Complex tools with many parameters or behaviors need more documentation. Simple tools need less. This dimension scales expectations accordingly.

Parameters2/5

Does the description clarify parameter syntax, constraints, interactions, or defaults beyond what the schema provides?

Schema description coverage is 0%, so the description must compensate by explaining parameters, but it adds no semantic information beyond the tool's name. Parameters like hostname, username, password, port, and timeout are undocumented in both schema and description, leaving their purposes and formats unclear. This fails to address the coverage gap.

Input schemas describe structure but not intent. Descriptions should explain non-obvious parameter relationships and valid value ranges.

Purpose3/5

Does the description clearly state what the tool does and how it differs from similar tools?

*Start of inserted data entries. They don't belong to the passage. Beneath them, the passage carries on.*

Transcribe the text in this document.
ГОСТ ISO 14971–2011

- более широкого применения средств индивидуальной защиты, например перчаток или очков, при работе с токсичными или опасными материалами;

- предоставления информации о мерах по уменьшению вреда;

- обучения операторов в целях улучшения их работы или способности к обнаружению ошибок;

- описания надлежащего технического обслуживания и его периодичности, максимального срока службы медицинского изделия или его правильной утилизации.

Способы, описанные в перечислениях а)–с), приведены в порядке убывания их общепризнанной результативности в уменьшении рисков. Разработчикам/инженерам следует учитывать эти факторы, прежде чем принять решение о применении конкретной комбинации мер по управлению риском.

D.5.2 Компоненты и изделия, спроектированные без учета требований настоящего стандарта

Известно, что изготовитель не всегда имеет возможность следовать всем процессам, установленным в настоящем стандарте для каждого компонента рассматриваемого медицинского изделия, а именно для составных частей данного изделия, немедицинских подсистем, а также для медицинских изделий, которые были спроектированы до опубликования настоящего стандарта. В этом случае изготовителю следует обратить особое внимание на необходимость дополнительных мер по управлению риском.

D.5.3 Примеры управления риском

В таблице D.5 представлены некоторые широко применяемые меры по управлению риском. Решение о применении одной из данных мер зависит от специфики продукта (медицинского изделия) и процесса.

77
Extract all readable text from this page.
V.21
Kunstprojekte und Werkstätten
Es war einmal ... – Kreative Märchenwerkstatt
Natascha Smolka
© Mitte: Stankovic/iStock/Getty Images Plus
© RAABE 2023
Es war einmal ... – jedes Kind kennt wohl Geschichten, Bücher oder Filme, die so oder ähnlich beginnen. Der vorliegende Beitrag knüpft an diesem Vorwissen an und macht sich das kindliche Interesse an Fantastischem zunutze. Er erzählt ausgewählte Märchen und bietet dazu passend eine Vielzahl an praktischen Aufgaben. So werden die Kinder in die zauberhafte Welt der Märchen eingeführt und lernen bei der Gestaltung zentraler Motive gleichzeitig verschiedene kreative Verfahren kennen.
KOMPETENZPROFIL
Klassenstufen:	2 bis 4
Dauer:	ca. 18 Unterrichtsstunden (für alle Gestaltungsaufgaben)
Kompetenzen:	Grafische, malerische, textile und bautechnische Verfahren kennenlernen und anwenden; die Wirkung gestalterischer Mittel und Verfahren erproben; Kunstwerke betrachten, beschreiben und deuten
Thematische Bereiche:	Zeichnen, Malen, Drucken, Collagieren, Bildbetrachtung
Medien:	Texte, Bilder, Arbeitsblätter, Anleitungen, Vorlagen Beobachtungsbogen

The description '获取系统负载信息' (Get system load information) states what the tool does but is vague about scope and method. It doesn't specify what 'system load' includes (CPU, memory, processes) or how it's obtained (local vs remote). While it distinguishes from some siblings like 'get_memory_info' by focusing on load, it lacks the specificity needed for a higher score.

Agents choose between tools based on descriptions. A clear purpose with a specific verb and resource helps agents select the right tool.

Usage Guidelines2/5

Does the description explain when to use this tool, when not to, or what alternatives exist?

The description provides no guidance on when to use this tool versus alternatives. It doesn't mention prerequisites like SSH access, compare to similar tools (e.g., 'get_memory_info' for memory-specific data), or indicate scenarios where it's appropriate. This leaves the agent with little context for selection.

Agents often have multiple tools that could apply. Explicit usage guidance like "use X instead of Y when Z" prevents misuse.